Rachel Cooke 

Can’t face yet another menu offering charred hispi? This 50-year-old cookbook will help

Even at its most old-fashioned, Jane Grigson’s English Food is still bulging with exciting recipes. The perfect antidote to these jaded times
  
  

Jane Grigson in her kitchen in Broadtown, Wiltshire, 1989.
Jane Grigson in her kitchen in Broadtown, Wiltshire, 1989. Photograph: John Wildgoose/The Observer

Twenty-first century cookbooks are dangerously seductive, their gorgeous, pouting covers and soothingly whispered reassurances inducing an instantaneous culinary swoon. This book, you think, is about to change my life. But alas, only rarely is this so. Confession time (no shame in this column). Last year, I kissed more than a few new cookbooks, each one more devastatingly handsome than the last – and yet only in one case did a serious relationship bloom.

And so it was that I decided to begin January with an old and rather less glamorous lover in my arms in the form of Jane Grigson’s English Food, a book that will be 50 years old this year. My copy of this classic is rather plain looking – a few tiny woodcuts are all it offers in the way of illustration – and its author’s tone, though not unkindly, is of course sometimes rather stern (NB I mean this in a strictly non-kinky way). But to wrestle with it, whether in the kitchen or in the boudoir, is nevertheless a fully satisfying experience. This is a book so good, even when it’s at its most old-fashioned, it still seems modish: exciting, even, if you’re in the right mood.

I’ve often wondered why Grigson, who was the Observer’s cookery writer from 1968 until 1990, is still much less well known than her friend and supporter, Elizabeth David. But never more so than right now. While her influence is, to take just one example, all over Jeremy Lee’s award-winning keeper of a book, Cooking: Simply and Well, for One or Many – among other dishes, they both love the layered flavours of a salmagundi – her own writing somehow remains the province only of middle-aged, slightly nerdy types like me, who favour a little learning with their recipe for potted shrimps (according to Grigson, potted shrimps only became popular outside Lancashire in the 1930s, when a shop called Young’s in Beauchamp Place in Kensington began selling them).

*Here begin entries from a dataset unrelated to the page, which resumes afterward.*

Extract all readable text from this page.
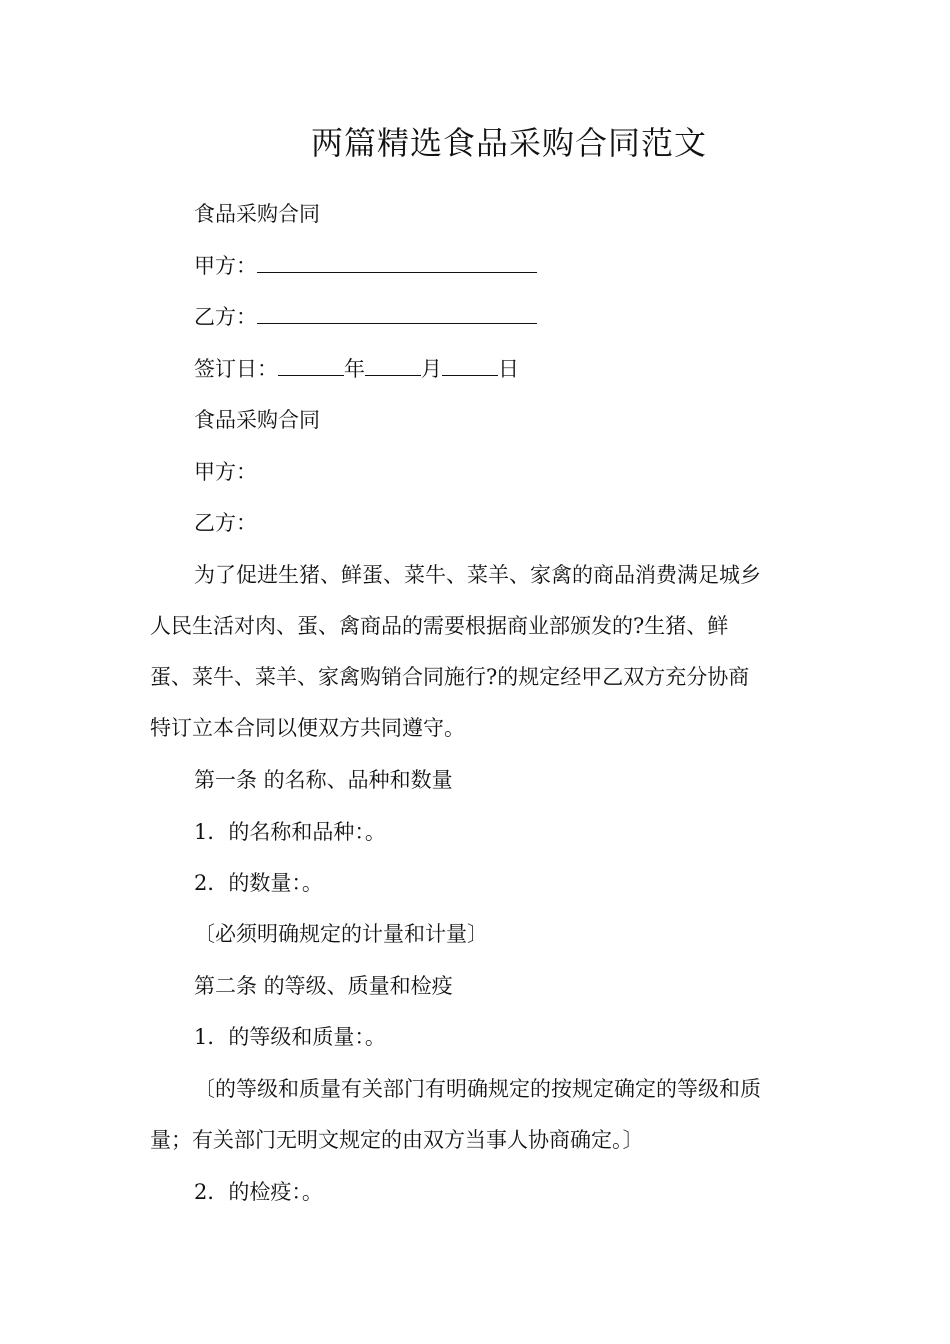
两篇精选食品采购合同范文
食品采购合同
甲方：
乙方：
签订日：	年	月	日
食品采购合同
甲方：
乙方：
为了促进生猪、鲜蛋、菜牛、菜羊、家禽的商品消费满足城乡
人民生活对肉、蛋、禽商品的需要根据商业部颁发的?生猪、鲜
蛋、菜牛、菜羊、家禽购销合同施行?的规定经甲乙双方充分协商
特订立本合同以便双方共同遵守。
第一条 的名称、品种和数量
1．的名称和品种：。
2．的数量：。
〔必须明确规定的计量和计量〕
第二条 的等级、质量和检疫
1．的等级和质量：。
〔的等级和质量有关部门有明确规定的按规定确定的等级和质
量；有关部门无明文规定的由双方当事人协商确定。〕
2．的检疫：。
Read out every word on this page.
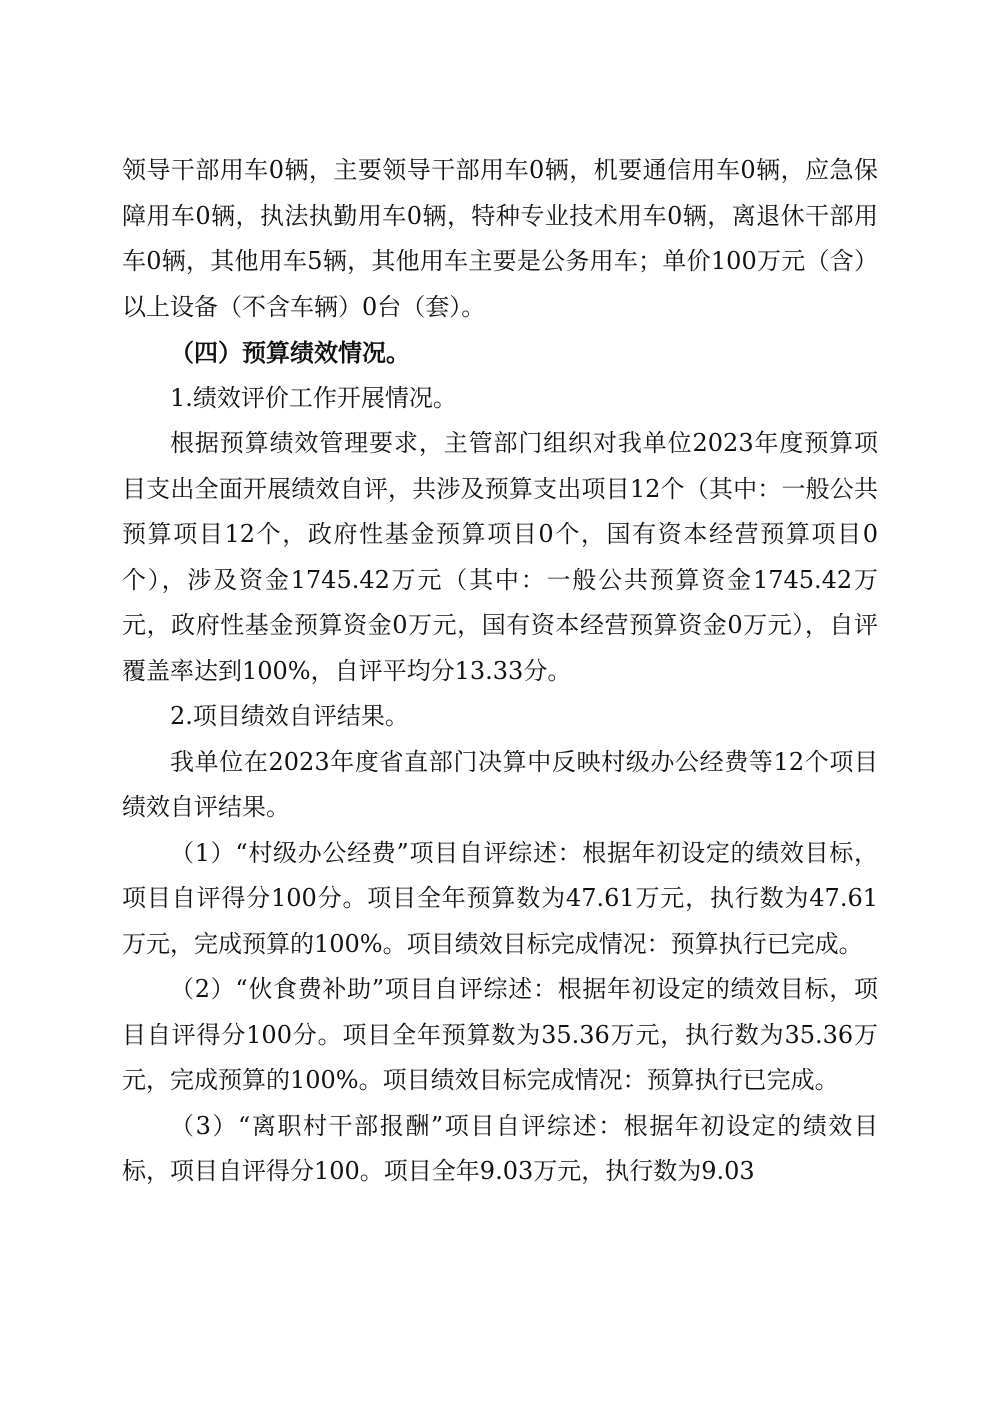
领导干部用车0辆，主要领导干部用车0辆，机要通信用车0辆，应急保障用车0辆，执法执勤用车0辆，特种专业技术用车0辆，离退休干部用车0辆，其他用车5辆，其他用车主要是公务用车；单价100万元（含）以上设备（不含车辆）0台（套）。

（四）预算绩效情况。

1.绩效评价工作开展情况。

根据预算绩效管理要求，主管部门组织对我单位2023年度预算项目支出全面开展绩效自评，共涉及预算支出项目12个（其中：一般公共预算项目12个，政府性基金预算项目0个，国有资本经营预算项目0个），涉及资金1745.42万元（其中：一般公共预算资金1745.42万元，政府性基金预算资金0万元，国有资本经营预算资金0万元），自评覆盖率达到100%，自评平均分13.33分。

2.项目绩效自评结果。

我单位在2023年度省直部门决算中反映村级办公经费等12个项目绩效自评结果。

（1）“村级办公经费”项目自评综述：根据年初设定的绩效目标，项目自评得分100分。项目全年预算数为47.61万元，执行数为47.61万元，完成预算的100%。项目绩效目标完成情况：预算执行已完成。

（2）“伙食费补助”项目自评综述：根据年初设定的绩效目标，项目自评得分100分。项目全年预算数为35.36万元，执行数为35.36万元，完成预算的100%。项目绩效目标完成情况：预算执行已完成。

（3）“离职村干部报酬”项目自评综述：根据年初设定的绩效目标，项目自评得分100。项目全年9.03万元，执行数为9.03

What I would say to those who are chary of her – or who don’t (shock, horror) know her books at all – is that not only do Grigson’s recipes work; she’s also, at this point, the perfect antidote to a certain kind of jadedness. Charred hispi cabbage be damned! English Food is bulging with things that, now half or even entirely forgotten, suddenly seem wonderfully new without being at all faddish or insubstantial. If, say, I was running the kind of good but rather safe gastropub where the only sweet thing on offer is inevitably an almond tart, I would flip through it immediately in search of ideas. For instance: Isle of Wight pudding. Ever since I read the recipe in bed the other night, I’ve been vaguely preoccupied with this fat but inexpensive sausage of loveliness, a dough of flour and butter (or lard) spread with blackberries and honey that is rolled like a roly-poly, covered with single cream, and baked in the oven. “The most delicious juice emerges,” writes Grigson, succinctly. It sounds perfect: a rescue mission par excellence for the sad punnet of blackberries we all have lurking somewhere in the freezer at this time of year.

There is luxury in English Food: an immaculate crab tart; little pots of chocolate flavoured lightly with rosemary. But there’s a plainness in it, too – one that feels just right for now, when things are so hard for so many. It isn’t only that Grigson, who grew up in Sunderland, is necessarily attentive to foods that are filling, tight budgets and leftovers. Her writing reminds us that cooks have always had to make do; that toad in the hole was originally made, not with sausages, but with the remains of the joint.

Reading her, you come to feel, perhaps reassuringly, that the best English food combines the high and the low, in all sorts of different ways. Those who hanker, as I will until the end of my days, for the great Rowley Leigh’s parmesan custards – the London pop-up in which he briefly revived this most famous of his dishes is now sadly closed – might like to try Lady Shaftesbury’s toasted cheese, a bubbling combination of butter, grated cheddar, cream and egg yolk, named for the wife of a Victorian earl who was perennially broke. Serve in small ramekins with toast soldiers, and eat with gratitude – to Jane and to all who still sail in her.